私の彼は、一途な熱血消防士

事件 2

 アパートの駐車場に到着すると、アパートの階段近くに中井さんの姿が見えた。

 車から降りると、誠司さんは私の右手を握り、中井さんの元へと向かう。私はまだ震えが止まらない。

「中井、悪いな」

「いいってことよ。それよりも愛美ちゃん、災難だったな……。誠司、警察に連絡してもいいか?」

「ああ、頼む。愛美の部屋の隣人、動きはないんだろう?」

「今のところはな。でも多分、部屋からこっちの様子を窺ってるんじゃないか?」

 中井さんはそう言いながらスマホを取り出すと、警察に電話を架ける。誠司さんは私の手を握ったままだ。
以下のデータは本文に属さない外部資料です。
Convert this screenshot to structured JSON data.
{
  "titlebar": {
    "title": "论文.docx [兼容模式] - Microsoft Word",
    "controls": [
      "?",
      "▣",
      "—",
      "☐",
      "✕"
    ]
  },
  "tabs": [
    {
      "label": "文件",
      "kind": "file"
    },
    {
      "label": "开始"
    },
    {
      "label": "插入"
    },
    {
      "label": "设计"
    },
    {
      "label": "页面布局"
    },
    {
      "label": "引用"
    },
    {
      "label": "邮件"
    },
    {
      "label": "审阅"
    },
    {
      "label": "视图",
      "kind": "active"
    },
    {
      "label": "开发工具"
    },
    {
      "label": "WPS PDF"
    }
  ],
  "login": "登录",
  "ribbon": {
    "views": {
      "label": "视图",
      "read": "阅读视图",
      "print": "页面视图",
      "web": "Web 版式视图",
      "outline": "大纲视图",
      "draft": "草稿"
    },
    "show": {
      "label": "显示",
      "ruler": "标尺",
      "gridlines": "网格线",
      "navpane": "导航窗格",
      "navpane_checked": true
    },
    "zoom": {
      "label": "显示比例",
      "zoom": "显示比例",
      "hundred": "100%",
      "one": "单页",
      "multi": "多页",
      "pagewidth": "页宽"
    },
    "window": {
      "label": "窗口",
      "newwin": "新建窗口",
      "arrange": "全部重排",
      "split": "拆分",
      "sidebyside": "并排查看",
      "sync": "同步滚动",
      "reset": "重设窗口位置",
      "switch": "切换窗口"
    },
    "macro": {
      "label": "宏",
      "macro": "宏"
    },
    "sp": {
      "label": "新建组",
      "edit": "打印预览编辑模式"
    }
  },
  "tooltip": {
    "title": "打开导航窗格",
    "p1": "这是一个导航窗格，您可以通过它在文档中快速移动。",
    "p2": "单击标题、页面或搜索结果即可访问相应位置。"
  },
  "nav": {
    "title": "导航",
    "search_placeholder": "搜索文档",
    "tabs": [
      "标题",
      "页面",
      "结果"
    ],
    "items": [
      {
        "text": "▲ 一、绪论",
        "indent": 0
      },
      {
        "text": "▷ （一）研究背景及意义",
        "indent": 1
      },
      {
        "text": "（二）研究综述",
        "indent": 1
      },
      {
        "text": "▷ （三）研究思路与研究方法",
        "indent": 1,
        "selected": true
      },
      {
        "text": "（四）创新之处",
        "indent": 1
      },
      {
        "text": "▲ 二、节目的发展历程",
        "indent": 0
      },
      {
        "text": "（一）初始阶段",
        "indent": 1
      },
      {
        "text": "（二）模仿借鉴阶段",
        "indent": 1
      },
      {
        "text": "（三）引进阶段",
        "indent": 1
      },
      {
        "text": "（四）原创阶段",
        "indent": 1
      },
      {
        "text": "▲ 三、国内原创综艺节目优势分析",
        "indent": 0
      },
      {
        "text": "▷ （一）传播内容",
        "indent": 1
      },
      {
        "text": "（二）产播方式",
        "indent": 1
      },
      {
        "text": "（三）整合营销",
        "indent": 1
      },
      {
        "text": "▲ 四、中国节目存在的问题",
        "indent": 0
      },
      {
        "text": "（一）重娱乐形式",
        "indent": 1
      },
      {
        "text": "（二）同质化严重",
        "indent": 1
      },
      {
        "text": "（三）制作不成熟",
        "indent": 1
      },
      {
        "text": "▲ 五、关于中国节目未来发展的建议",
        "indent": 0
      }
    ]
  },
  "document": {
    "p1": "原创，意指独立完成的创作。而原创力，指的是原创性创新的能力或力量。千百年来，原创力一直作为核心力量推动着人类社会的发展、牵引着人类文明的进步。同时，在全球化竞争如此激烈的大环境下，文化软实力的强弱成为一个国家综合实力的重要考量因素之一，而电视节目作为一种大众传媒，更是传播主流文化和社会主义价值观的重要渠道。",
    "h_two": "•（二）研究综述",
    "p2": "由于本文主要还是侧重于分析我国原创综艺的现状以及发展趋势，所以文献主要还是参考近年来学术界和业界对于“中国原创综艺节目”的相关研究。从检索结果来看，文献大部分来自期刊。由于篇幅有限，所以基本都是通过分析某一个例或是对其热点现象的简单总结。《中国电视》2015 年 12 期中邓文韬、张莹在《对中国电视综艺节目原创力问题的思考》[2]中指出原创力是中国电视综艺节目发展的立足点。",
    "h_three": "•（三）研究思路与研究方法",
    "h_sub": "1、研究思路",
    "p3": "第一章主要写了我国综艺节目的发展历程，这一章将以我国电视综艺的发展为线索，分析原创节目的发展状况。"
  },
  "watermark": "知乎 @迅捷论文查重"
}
 通話が終わり、そんなに時間が経たないうちに、パトカーがアパートに到着した。

 サイレンを鳴らすことなく到着したので、ちょっとだけ安心した。下手にサイレンを鳴らしていたら、何か事件でも起こったのかと騒ぎになる。

 パトカーには私の駐車スペースに車を停めてもらい、みんなで一緒にアパートの外階段を上がって行くと……

 さっき誠司さんから画像が送られてきたように、私の部屋の入口に、ゴミが散乱していた。